Pistachios are also characterized by considerable amounts of iron: At 7.3 milligrams per 100 grams, the green nuts have earned their place in this list. For vegans or vegetarians, pistachios are not only important as a vegetable source of iron, but also as a vegetable source of protein.

With 15 grams of protein per 100 grams of pistachios, the small kernels are particularly suitable for preparing protein-containing meals. Eating a high protein diet will help boost your metabolism and prevent food cravings. You can find out which dishes you can prepare from them in our recipe gallery for pistachios.

In addition to iron, pistachios also contain a lot of vegetable protein.

Pine nuts

5.2 milligrams of iron per 100 grams - pine nuts also score with a decent iron content. Thanks to their fine, nutty taste, pine nuts are very versatile.

Our recipes with pine nuts prove that the Mediterranean kernels not only cut a good figure in classic pesto.

Pine nuts are versatile in the kitchen and are characterized by their high iron content.


Whether in muesli or bread - vegetarians and vegans should definitely have oatmeal on their menu. Because these contain 4.6 milligrams of iron per 100 grams. Combine this with citrus fruits to increase iron absorption in the body.

You can also prepare oatmeal as overnight oats - so you always have your vegetable protein source at hand, you can prepare larger quantities and enjoy them on the go. There are more specific recipes in our gallery for oatmeal.

If you like to prepare the iron-rich oat flakes the day before, you can simply take them with you to the office.

Dried apricots

In the case of apricots, the dried variant is the better - at least when it comes to iron content. Because dried apricots score with 4.4 milligrams of iron per 100 grams.

When shopping for dried apricots, you should make sure that they do not contain harmful preservatives or other chemical additives. A strong orange color of the vegetable iron source when dried mostly indicates that it has been preserved by unhealthy sulfur compounds. Our apricot recipes show you how to integrate apricots into your diet.

When shopping for dried apricots, pay attention to the color to spot unhealthy preservatives.


For a long time spinach was considered a veritable iron bomb - until it turned out that the iron content was incorrectly calculated. But even with the "correct" information (4.1 milligrams per 100 grams), Popeye's favorite vegetable makes it onto this list.

Since spinach is also rich in vitamin C, this vegetable source of iron has a natural accelerator for the absorption of iron. By the way, you can find spinach recipes here.

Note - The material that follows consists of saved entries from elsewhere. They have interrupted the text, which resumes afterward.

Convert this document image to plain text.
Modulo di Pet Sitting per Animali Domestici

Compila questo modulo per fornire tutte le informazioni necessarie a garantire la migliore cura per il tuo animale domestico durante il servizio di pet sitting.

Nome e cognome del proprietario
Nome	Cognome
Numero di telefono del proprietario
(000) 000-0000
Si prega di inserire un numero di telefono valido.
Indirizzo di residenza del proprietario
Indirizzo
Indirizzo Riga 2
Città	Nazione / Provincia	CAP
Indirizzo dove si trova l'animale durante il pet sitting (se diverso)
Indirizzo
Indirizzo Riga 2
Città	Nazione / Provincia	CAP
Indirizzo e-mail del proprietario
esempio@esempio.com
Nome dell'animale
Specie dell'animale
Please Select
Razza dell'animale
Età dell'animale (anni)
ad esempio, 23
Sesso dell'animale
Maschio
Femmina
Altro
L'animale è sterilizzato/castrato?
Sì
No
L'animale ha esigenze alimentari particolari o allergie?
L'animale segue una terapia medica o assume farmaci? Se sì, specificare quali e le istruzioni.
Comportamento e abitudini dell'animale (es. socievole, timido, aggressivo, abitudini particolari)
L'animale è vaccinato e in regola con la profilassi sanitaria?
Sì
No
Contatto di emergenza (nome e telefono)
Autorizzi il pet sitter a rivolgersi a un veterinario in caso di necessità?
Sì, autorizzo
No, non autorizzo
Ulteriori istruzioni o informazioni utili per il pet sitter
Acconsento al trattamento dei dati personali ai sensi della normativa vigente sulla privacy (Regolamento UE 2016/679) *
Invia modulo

Even if spinach is not the front runner among the vegetable sources of iron, our body absorbs iron from spinach better thanks to the vitamin C it also contains.

Knowledge to take away

Iron supplies our body with oxygen and is therefore an indispensable nutrient. The iron uptake of the body depends on the need: the higher the need (for example during pregnancy), the more iron is absorbed.

Foods rich in vitamin C promote iron absorption in the body, while coffee, tea, phylates, and milk and egg products inhibit absorption. Although animal protein is absorbed more quickly by the body, vegetable sources of iron can also support the body in iron absorption.

Good vegetable sources of iron include pumpkin seeds, amaranth, flax seeds, quinoa, dried lentils, pistachios, pine nuts, oatmeal, dried apricots, and spinach.